Stress beginnt im Kopf?

Wir begegnen im Alltag vielen Situation, die potenzielle Stressoren sein können. Bevor wir eine physiologische Stressreaktion zeigen, bewerten wir die Situation: Ist sie gefährlich für mich? Kann ich sie bewältigen? Dabei handelt es sich um einen kognitiven Prozess, mit dem wir Situationen individuell einschätzen. Was der eine als stressig bewertet, ist für den anderen entspannt – es ist also nicht die Situation, die Stress verursacht, sondern die Art und Weise wie wir darüber denken. Stress beginnt also im Kopf! Trotzdem können wir sowohl mit Geist als auch mit Körper auf Stress reagieren.

Stressmanagement – Lerne mit Stress umzugehen!
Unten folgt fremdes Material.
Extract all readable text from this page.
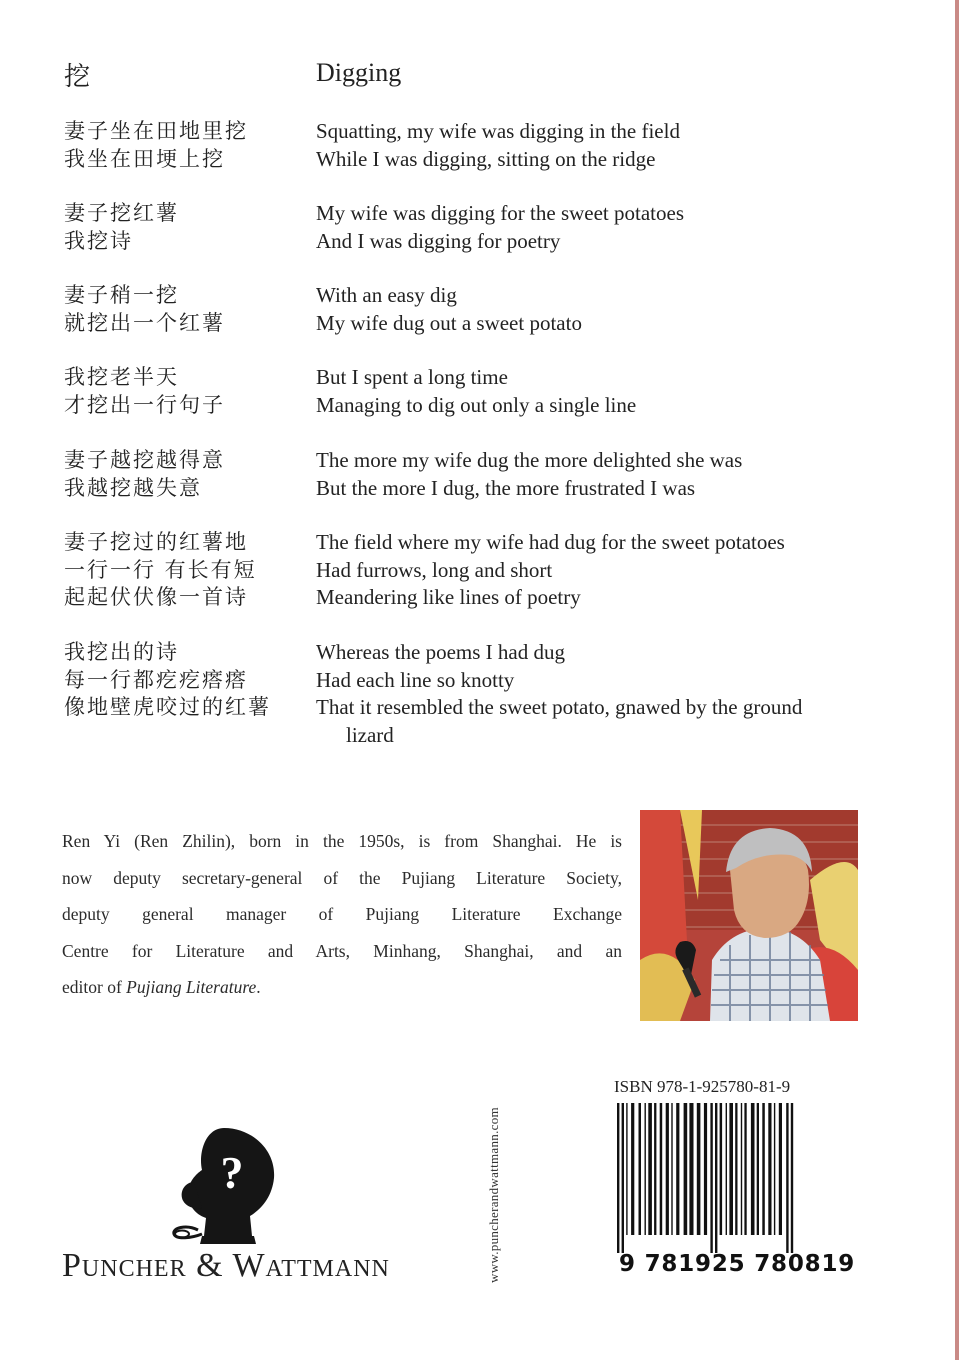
挖	Digging
妻子坐在田地里挖
我坐在田埂上挖
Squatting, my wife was digging in the field
While I was digging, sitting on the ridge
妻子挖红薯
我挖诗
My wife was digging for the sweet potatoes
And I was digging for poetry
妻子稍一挖
就挖出一个红薯
With an easy dig
My wife dug out a sweet potato
我挖老半天
才挖出一行句子
But I spent a long time
Managing to dig out only a single line
妻子越挖越得意
我越挖越失意
The more my wife dug the more delighted she was
But the more I dug, the more frustrated I was
妻子挖过的红薯地
一行一行 有长有短
起起伏伏像一首诗
The field where my wife had dug for the sweet potatoes
Had furrows, long and short
Meandering like lines of poetry
我挖出的诗
每一行都疙疙瘩瘩
像地壁虎咬过的红薯
Whereas the poems I had dug
Had each line so knotty
That it resembled the sweet potato, gnawed by the ground
lizard
Ren Yi (Ren Zhilin), born in the 1950s, is from Shanghai. He is
now deputy secretary-general of the Pujiang Literature Society,
deputy general manager of Pujiang Literature Exchange
Centre for Literature and Arts, Minhang, Shanghai, and an
editor of Pujiang Literature.
?
PUNCHER & WATTMANN	www.puncherandwattmann.com
ISBN 978-1-925780-81-9
9 781925 780819
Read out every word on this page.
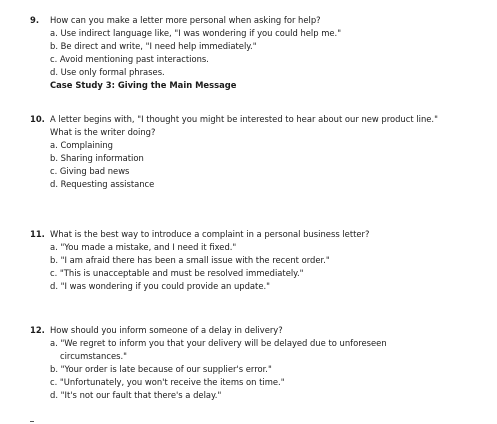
9.	How can you make a letter more personal when asking for help?
a. Use indirect language like, "I was wondering if you could help me."
b. Be direct and write, "I need help immediately."
c. Avoid mentioning past interactions.
d. Use only formal phrases.
Case Study 3: Giving the Main Message
10. A letter begins with, "I thought you might be interested to hear about our new product line."
What is the writer doing?
a. Complaining
b. Sharing information
c. Giving bad news
d. Requesting assistance
11. What is the best way to introduce a complaint in a personal business letter?
a. "You made a mistake, and I need it fixed."
b. "I am afraid there has been a small issue with the recent order."
c. "This is unacceptable and must be resolved immediately."
d. "I was wondering if you could provide an update."
12. How should you inform someone of a delay in delivery?
a. "We regret to inform you that your delivery will be delayed due to unforeseen
circumstances."
b. "Your order is late because of our supplier's error."
c. "Unfortunately, you won't receive the items on time."
d. "It's not our fault that there's a delay."
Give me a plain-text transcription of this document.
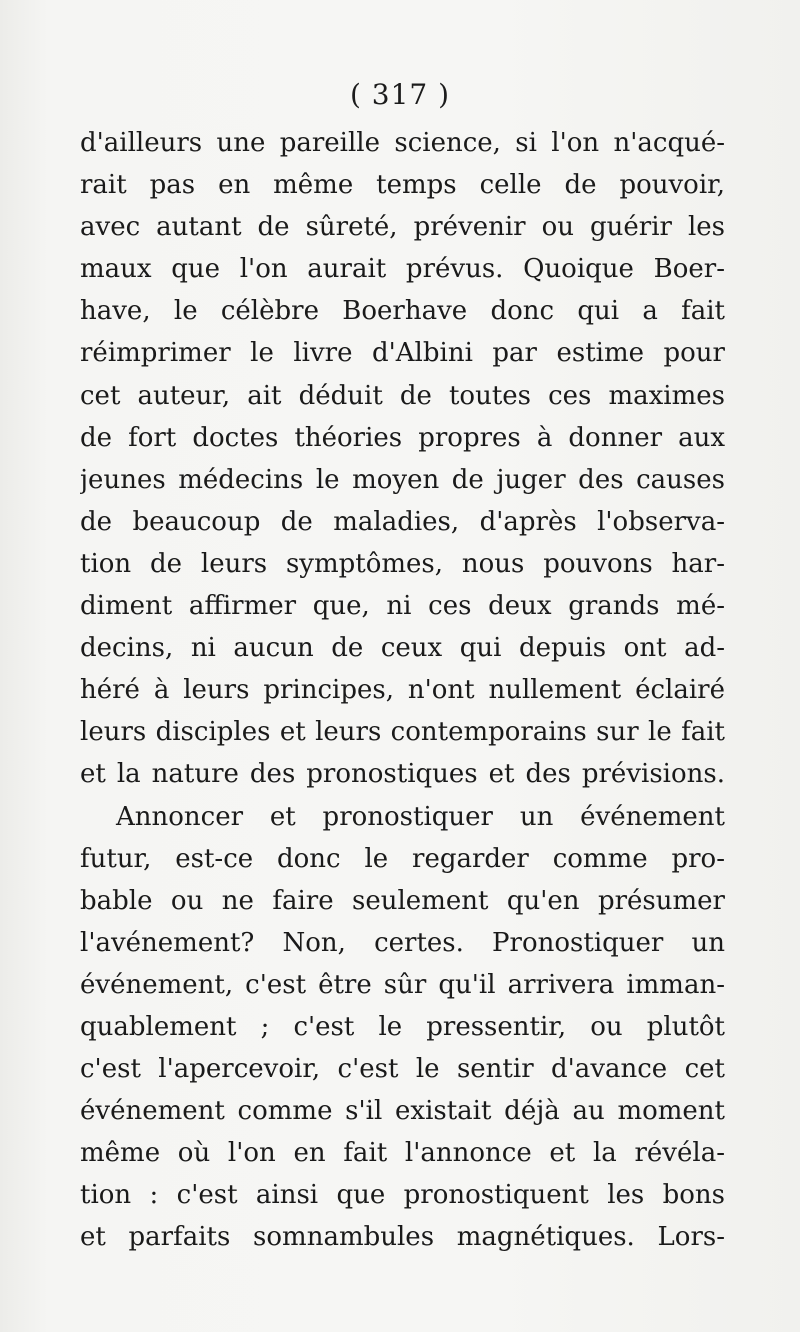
( 317 )
d'ailleurs une pareille science, si l'on n'acqué-
rait pas en même temps celle de pouvoir,
avec autant de sûreté, prévenir ou guérir les
maux que l'on aurait prévus. Quoique Boer-
have, le célèbre Boerhave donc qui a fait
réimprimer le livre d'Albini par estime pour
cet auteur, ait déduit de toutes ces maximes
de fort doctes théories propres à donner aux
jeunes médecins le moyen de juger des causes
de beaucoup de maladies, d'après l'observa-
tion de leurs symptômes, nous pouvons har-
diment affirmer que, ni ces deux grands mé-
decins, ni aucun de ceux qui depuis ont ad-
héré à leurs principes, n'ont nullement éclairé
leurs disciples et leurs contemporains sur le fait
et la nature des pronostiques et des prévisions.
Annoncer et pronostiquer un événement
futur, est-ce donc le regarder comme pro-
bable ou ne faire seulement qu'en présumer
l'avénement? Non, certes. Pronostiquer un
événement, c'est être sûr qu'il arrivera imman-
quablement ; c'est le pressentir, ou plutôt
c'est l'apercevoir, c'est le sentir d'avance cet
événement comme s'il existait déjà au moment
même où l'on en fait l'annonce et la révéla-
tion : c'est ainsi que pronostiquent les bons
et parfaits somnambules magnétiques. Lors-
Jeder hat einen anderen Weg mit Stress umzugehen und es gilt herauszufinden, welcher am besten funktioniert. Hierfür ist es ratsam, dass MitarbeiterInnen in Workshops persönliche Stressoren identifizieren und lernen bewusst darauf zu reagieren. Auf körperlicher Ebene durch Entspannungstechniken, die praktisch erprobt werden. Auf kognitiver Ebene durch die Schulung von mentalen Strategien, die das Stressmanagement der MitarbeiterInnen nachhaltig optimieren. 

  1. Körperliche Umgangsformen mit Stress: Um uns bei akutem Stress oder nach Feierabend runterzufahren, können wir unseren Körper bewusst einsetzen und Erholungsprozesse einleiten. Besonders effektive Methoden sind bestimmte Atemtechniken und Entspannungsverfahren wie Mediation oder Progressive Muskelentspannung. 
  2. Kognitive Umgangsformen mit Stress: Da Stress in unserem Kopf beginnt, macht es Sinn an dieser Stelle einzugreifen – häufig sind es unsere eigenen Gedanken und Bewertungen, die Stress nicht abklingen lassen oder ihn sogar verschlimmern. Solche stressauslösenden Glaubenssätze können identifiziert und kognitiv umstrukturiert werden, sodass wir unsere Perspektive auf den Stressor ändern und gelassener damit umgehen. Weitere effektive Wege sind das Bewusstmachen und Nutzen vorhandener Ressourcen, die Entwicklung einer optimistischen Zukunftsorientierung, eigene Erfolge sichtbar machen, Selbstfürsorge betreiben und Grenzen setzen.